Parasite InfectionBacterial ChallengeDead/Total FishMortality (%)
Gyrodactylus S. iniae 38/9042.2
No parasiteS. iniae6/906.7
Gyrodactylus 00/900
No parasite00/900
Table 1. Mortality of Nile tilapia infected by parasite Gyrodactylus after exposure to bacteria Streptococcus iniae.

Bacterial samples from the dead tilapia were incubated on agar plates and identified with biochemical tests. Streptococcus iniae was isolated from 35 of 38 dead fish from the group infected by Gyrodactylus following bacteria challenge. S. iniae was also isolated from all six dead fish in the non-parasitized group exposed to bacterial challenge.

Gyrodactylus
Gyrodactylus is a small, elongate parasite with one pair of large anchors and 16 marginal hooklets.

Perspectives

This research demonstrated that tilapia with a solo infection of Gyrodactylus or Streptococcus had less than 7 percent total mortality. However, the mortality increased significantly under conditions of co-infection. The results confirmed earlier impressions that under farm conditions, diseases from the pathogens can occur together with devastating results.
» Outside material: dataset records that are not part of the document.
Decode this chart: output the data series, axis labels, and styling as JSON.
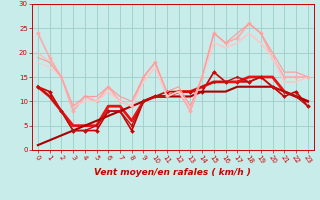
{
  "xlabel": "Vent moyen/en rafales ( km/h )",
  "xlim": [
    -0.5,
    23.5
  ],
  "ylim": [
    0,
    30
  ],
  "xticks": [
    0,
    1,
    2,
    3,
    4,
    5,
    6,
    7,
    8,
    9,
    10,
    11,
    12,
    13,
    14,
    15,
    16,
    17,
    18,
    19,
    20,
    21,
    22,
    23
  ],
  "yticks": [
    0,
    5,
    10,
    15,
    20,
    25,
    30
  ],
  "bg_color": "#c8ecea",
  "grid_color": "#9ececa",
  "lines": [
    {
      "x": [
        0,
        1,
        2,
        3,
        4,
        5,
        6,
        7,
        8,
        9,
        10,
        11,
        12,
        13,
        14,
        15,
        16,
        17,
        18,
        19,
        20,
        21,
        22,
        23
      ],
      "y": [
        13,
        12,
        8,
        4,
        4,
        4,
        8,
        8,
        4,
        10,
        11,
        12,
        12,
        12,
        12,
        16,
        14,
        14,
        14,
        15,
        13,
        11,
        12,
        9
      ],
      "color": "#cc0000",
      "lw": 1.2,
      "marker": "D",
      "ms": 2.0
    },
    {
      "x": [
        0,
        1,
        2,
        3,
        4,
        5,
        6,
        7,
        8,
        9,
        10,
        11,
        12,
        13,
        14,
        15,
        16,
        17,
        18,
        19,
        20,
        21,
        22,
        23
      ],
      "y": [
        13,
        11,
        8,
        5,
        5,
        5,
        9,
        9,
        6,
        10,
        11,
        11,
        12,
        12,
        13,
        14,
        14,
        14,
        15,
        15,
        15,
        12,
        11,
        10
      ],
      "color": "#ee1111",
      "lw": 2.0,
      "marker": null,
      "ms": 0
    },
    {
      "x": [
        0,
        1,
        2,
        3,
        4,
        5,
        6,
        7,
        8,
        9,
        10,
        11,
        12,
        13,
        14,
        15,
        16,
        17,
        18,
        19,
        20,
        21,
        22,
        23
      ],
      "y": [
        1,
        2,
        3,
        4,
        5,
        6,
        7,
        8,
        9,
        10,
        11,
        11,
        11,
        11,
        12,
        12,
        12,
        13,
        13,
        13,
        13,
        12,
        11,
        10
      ],
      "color": "#aa0000",
      "lw": 1.5,
      "marker": null,
      "ms": 0
    },
    {
      "x": [
        0,
        1,
        2,
        3,
        4,
        5,
        6,
        7,
        8,
        9,
        10,
        11,
        12,
        13,
        14,
        15,
        16,
        17,
        18,
        19,
        20,
        21,
        22,
        23
      ],
      "y": [
        13,
        11,
        8,
        4,
        4,
        5,
        8,
        8,
        5,
        10,
        11,
        11,
        12,
        12,
        13,
        14,
        14,
        15,
        14,
        15,
        13,
        12,
        11,
        9
      ],
      "color": "#bb1111",
      "lw": 1.0,
      "marker": "D",
      "ms": 1.5
    },
    {
      "x": [
        0,
        1,
        2,
        3,
        4,
        5,
        6,
        7,
        8,
        9,
        10,
        11,
        12,
        13,
        14,
        15,
        16,
        17,
        18,
        19,
        20,
        21,
        22,
        23
      ],
      "y": [
        24,
        19,
        15,
        8,
        11,
        10,
        13,
        10,
        9,
        15,
        18,
        11,
        12,
        8,
        15,
        24,
        22,
        23,
        26,
        24,
        19,
        15,
        15,
        15
      ],
      "color": "#ffaaaa",
      "lw": 1.2,
      "marker": "D",
      "ms": 2.0
    },
    {
      "x": [
        0,
        1,
        2,
        3,
        4,
        5,
        6,
        7,
        8,
        9,
        10,
        11,
        12,
        13,
        14,
        15,
        16,
        17,
        18,
        19,
        20,
        21,
        22,
        23
      ],
      "y": [
        20,
        18,
        15,
        9,
        10,
        10,
        12,
        10,
        9,
        14,
        17,
        11,
        12,
        9,
        15,
        22,
        21,
        22,
        24,
        22,
        19,
        14,
        14,
        15
      ],
      "color": "#ffbbbb",
      "lw": 1.0,
      "marker": null,
      "ms": 0
    },
    {
      "x": [
        0,
        1,
        2,
        3,
        4,
        5,
        6,
        7,
        8,
        9,
        10,
        11,
        12,
        13,
        14,
        15,
        16,
        17,
        18,
        19,
        20,
        21,
        22,
        23
      ],
      "y": [
        18,
        17,
        15,
        9,
        10,
        10,
        12,
        10,
        9,
        14,
        17,
        11,
        12,
        9,
        15,
        22,
        21,
        22,
        24,
        22,
        19,
        14,
        14,
        15
      ],
      "color": "#ffcccc",
      "lw": 0.8,
      "marker": null,
      "ms": 0
    },
    {
      "x": [
        0,
        1,
        2,
        3,
        4,
        5,
        6,
        7,
        8,
        9,
        10,
        11,
        12,
        13,
        14,
        15,
        16,
        17,
        18,
        19,
        20,
        21,
        22,
        23
      ],
      "y": [
        19,
        18,
        15,
        9,
        11,
        11,
        13,
        11,
        10,
        15,
        18,
        12,
        13,
        9,
        15,
        24,
        22,
        24,
        26,
        24,
        20,
        16,
        16,
        15
      ],
      "color": "#ff9999",
      "lw": 0.8,
      "marker": null,
      "ms": 0
    }
  ],
  "tick_label_fontsize": 5.0,
  "xlabel_fontsize": 6.5,
  "tick_color": "#cc0000",
  "axis_color": "#cc0000"
}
The invasion and movement of parasites from one location to another on fish cause mechanical injuries to the epitheliums of fish. These injuries can serve as entrances for bacterial invasion, making fish with Gyrodactylus infection more susceptible to Streptococcus.

Steps such as parasite quarantine, good water quality, reduction of fish density and early diagnosis can be used to prevent the parasite from entering culture facilities or building up in fish. The combined efforts of prevention and treatment not only reduce the direct damage by parasites, but also minimize fish mortality due to bacterial infection.